We’ve Come A long Way and We Have A Long Way To Go

We’ve learned a lot. We’ve created many amazing things.

We’ve figured out how to use natural resources in ingenious ways to provide for ourselves. To not only provide for ourselves, but to live a relatively comfortable lifestyle.

A middle class person living today enjoys more luxury than the richest person in the world did a century ago. Yet we still have billions of people struggling. Even in first world countries we have millions of people struggling to simply pay their rent or own a small house. Most of us have to slave away for decades under the rule of bosses and money lenders before we can own a modest home to live in.

We’ve come a long way economically (and socially). There are far fewer people living in poverty (per capita) than ever before. People live longer. More people can read and write. Violent crime has gone down. There are fewer major wars. Women and people of color have more rights (people in general have more rights). But with everything that we’ve accomplished we still have major gaps in lifestyle.

In other words, greed is still a major problem. There’s no easy fix. We need a market economy — we need capitalism. But we also need a spiritual revolution, where capitalism is seen as a way of serving humanity, rather than serving self. Not enough of us have come to the realization that our spiritual life and our service to others should be our priority.

We’re all in the business of serving others (except for thieves). But not everyone knows they are. Most people are merely doing a job — doing what the boss wants them to do, in order to keep getting paid.
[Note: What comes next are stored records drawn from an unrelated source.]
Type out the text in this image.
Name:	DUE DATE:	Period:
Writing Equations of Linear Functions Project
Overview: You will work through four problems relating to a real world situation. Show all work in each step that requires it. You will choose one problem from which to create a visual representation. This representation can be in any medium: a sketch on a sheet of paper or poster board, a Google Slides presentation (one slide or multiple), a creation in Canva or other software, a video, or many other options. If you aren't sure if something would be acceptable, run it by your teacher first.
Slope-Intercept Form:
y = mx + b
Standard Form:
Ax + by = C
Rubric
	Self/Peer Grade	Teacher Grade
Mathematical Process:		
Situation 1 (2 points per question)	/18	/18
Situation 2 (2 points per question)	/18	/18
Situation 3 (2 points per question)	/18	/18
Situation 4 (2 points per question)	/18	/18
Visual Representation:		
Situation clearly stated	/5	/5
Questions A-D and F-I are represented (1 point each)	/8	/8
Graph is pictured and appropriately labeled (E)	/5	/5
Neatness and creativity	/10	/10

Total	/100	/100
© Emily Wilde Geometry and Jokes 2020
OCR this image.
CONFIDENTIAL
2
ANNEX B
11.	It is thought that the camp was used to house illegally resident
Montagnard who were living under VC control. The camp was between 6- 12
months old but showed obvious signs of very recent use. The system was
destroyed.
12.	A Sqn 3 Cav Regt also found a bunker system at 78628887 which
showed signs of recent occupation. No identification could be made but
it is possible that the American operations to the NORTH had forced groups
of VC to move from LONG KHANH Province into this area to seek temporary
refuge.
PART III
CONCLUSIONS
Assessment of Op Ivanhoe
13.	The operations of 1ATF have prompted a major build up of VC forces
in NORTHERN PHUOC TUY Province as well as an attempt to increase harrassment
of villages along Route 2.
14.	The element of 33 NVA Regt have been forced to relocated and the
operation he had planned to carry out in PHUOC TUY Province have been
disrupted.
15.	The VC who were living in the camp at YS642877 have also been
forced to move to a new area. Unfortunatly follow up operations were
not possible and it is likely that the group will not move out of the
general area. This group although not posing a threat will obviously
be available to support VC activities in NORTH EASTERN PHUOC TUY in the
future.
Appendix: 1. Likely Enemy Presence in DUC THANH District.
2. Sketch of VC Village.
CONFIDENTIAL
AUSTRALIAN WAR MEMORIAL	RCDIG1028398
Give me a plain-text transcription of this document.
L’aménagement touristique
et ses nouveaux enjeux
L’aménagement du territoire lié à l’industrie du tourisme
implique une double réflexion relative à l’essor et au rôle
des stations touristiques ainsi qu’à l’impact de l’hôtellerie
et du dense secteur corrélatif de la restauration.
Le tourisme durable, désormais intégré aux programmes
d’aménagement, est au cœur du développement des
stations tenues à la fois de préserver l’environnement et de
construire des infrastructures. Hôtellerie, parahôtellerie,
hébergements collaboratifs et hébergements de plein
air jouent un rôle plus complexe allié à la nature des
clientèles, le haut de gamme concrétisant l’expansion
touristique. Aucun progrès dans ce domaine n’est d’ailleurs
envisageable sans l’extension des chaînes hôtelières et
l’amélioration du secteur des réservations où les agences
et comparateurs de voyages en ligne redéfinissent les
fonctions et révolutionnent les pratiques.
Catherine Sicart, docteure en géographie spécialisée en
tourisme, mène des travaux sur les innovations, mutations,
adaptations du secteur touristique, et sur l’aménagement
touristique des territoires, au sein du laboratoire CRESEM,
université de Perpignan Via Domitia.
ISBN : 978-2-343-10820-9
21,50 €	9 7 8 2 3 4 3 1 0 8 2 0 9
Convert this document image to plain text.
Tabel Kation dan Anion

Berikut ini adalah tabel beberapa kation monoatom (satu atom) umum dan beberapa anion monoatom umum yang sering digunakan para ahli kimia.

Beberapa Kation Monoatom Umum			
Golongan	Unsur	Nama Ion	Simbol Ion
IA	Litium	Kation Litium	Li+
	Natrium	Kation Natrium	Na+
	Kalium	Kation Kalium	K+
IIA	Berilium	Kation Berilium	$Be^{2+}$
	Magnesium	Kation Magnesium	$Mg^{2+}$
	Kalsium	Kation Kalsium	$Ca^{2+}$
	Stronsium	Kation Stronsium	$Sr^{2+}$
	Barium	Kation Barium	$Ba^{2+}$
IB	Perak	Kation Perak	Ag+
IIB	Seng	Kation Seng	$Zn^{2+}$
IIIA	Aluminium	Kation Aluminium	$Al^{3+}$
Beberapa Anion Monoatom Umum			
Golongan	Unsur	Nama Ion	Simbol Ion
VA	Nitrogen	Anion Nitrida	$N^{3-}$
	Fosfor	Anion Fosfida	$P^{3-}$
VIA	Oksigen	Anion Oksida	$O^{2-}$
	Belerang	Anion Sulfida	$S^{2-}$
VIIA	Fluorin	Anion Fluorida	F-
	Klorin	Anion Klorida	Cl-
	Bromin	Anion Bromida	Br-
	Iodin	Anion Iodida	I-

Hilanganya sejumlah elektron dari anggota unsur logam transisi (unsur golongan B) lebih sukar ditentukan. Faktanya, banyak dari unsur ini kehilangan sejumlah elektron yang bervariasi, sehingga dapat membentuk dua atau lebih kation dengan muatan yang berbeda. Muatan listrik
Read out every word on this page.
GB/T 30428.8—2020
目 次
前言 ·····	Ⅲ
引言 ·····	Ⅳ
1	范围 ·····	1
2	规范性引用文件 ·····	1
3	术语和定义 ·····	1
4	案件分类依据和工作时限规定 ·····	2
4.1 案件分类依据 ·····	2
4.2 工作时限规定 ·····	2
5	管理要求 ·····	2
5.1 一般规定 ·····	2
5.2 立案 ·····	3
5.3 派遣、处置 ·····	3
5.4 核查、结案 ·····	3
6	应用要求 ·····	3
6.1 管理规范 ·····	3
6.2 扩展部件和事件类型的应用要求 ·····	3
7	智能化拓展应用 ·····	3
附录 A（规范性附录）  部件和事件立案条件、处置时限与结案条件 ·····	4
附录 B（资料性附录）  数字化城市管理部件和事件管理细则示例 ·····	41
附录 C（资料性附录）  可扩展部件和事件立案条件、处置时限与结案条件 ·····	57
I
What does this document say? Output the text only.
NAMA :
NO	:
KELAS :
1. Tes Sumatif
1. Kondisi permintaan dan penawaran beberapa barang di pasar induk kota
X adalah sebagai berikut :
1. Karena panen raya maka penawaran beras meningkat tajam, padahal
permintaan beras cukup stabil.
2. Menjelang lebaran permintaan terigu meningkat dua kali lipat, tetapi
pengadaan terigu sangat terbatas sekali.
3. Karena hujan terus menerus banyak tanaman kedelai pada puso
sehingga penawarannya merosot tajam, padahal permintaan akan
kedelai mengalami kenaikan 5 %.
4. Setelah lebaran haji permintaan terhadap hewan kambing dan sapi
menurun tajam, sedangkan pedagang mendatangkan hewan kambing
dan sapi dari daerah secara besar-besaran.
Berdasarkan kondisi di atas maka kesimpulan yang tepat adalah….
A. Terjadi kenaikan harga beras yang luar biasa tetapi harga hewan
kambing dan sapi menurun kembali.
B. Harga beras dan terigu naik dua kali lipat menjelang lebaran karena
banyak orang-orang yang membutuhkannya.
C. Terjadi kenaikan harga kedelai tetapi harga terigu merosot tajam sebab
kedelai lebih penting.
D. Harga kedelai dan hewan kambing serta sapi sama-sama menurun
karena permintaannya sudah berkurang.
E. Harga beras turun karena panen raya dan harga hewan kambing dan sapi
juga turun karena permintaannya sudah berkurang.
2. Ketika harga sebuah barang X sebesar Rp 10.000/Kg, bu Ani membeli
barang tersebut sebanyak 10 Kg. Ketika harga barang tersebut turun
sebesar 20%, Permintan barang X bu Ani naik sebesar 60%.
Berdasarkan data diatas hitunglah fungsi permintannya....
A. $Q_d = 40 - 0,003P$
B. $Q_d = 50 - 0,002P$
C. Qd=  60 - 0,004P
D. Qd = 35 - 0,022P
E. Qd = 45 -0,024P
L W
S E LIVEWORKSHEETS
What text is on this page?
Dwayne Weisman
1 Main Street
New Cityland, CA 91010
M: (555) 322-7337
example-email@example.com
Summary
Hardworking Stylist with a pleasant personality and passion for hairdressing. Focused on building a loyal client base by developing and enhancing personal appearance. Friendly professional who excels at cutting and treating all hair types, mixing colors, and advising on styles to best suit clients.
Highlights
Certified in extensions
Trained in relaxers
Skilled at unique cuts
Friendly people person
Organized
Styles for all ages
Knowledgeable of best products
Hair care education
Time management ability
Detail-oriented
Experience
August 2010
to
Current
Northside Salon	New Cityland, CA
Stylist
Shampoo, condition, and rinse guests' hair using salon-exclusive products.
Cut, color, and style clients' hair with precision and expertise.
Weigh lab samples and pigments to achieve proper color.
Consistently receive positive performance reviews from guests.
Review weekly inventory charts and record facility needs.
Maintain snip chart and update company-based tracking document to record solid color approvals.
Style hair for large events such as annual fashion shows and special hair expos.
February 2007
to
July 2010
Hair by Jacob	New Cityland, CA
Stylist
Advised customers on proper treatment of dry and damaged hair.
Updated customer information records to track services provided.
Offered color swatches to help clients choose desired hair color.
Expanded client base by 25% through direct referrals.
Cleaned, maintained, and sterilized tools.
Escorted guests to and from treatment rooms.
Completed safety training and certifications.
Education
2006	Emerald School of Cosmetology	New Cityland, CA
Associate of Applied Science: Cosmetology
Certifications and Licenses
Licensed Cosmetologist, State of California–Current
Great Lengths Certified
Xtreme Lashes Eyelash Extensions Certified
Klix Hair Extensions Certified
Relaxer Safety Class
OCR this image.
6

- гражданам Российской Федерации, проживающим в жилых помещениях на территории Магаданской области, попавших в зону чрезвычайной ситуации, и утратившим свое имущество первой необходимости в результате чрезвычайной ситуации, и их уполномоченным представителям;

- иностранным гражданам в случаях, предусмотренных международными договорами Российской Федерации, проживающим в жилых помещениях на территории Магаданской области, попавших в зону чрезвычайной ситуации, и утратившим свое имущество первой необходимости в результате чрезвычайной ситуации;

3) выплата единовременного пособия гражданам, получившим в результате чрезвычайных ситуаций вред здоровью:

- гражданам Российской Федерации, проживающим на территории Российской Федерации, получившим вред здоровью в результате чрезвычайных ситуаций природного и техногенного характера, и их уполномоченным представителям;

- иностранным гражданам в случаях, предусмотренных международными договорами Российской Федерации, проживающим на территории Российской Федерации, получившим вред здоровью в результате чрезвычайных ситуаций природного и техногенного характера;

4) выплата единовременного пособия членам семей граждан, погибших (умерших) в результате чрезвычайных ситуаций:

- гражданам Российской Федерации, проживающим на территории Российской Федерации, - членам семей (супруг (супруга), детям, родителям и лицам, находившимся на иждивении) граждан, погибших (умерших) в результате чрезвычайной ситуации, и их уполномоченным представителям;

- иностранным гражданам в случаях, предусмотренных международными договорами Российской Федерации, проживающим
There are even entrepreneurs who don’t realize that they’re in the business of serving people. Instead, they think they’re in the business of extracting money from people.

Satisfaction in the workplace, and in business, belongs to those who know their job is to provide a service to others. Especially when it’s something you’re uniquely gifted to do and that provides people with not merely what they want, but what they need.

  • What satisfaction is there in selling tobacco?
  • What satisfaction is there in merely being someone’s slave, abused by ungrateful clients?
  • What satisfaction is there in merely following an instruction manual?
  • What satisfaction is there in merely trading time and labor for money?
  • Are we here to merely survive?
  • Or are we here to learn something and be part of something bigger than ourselves?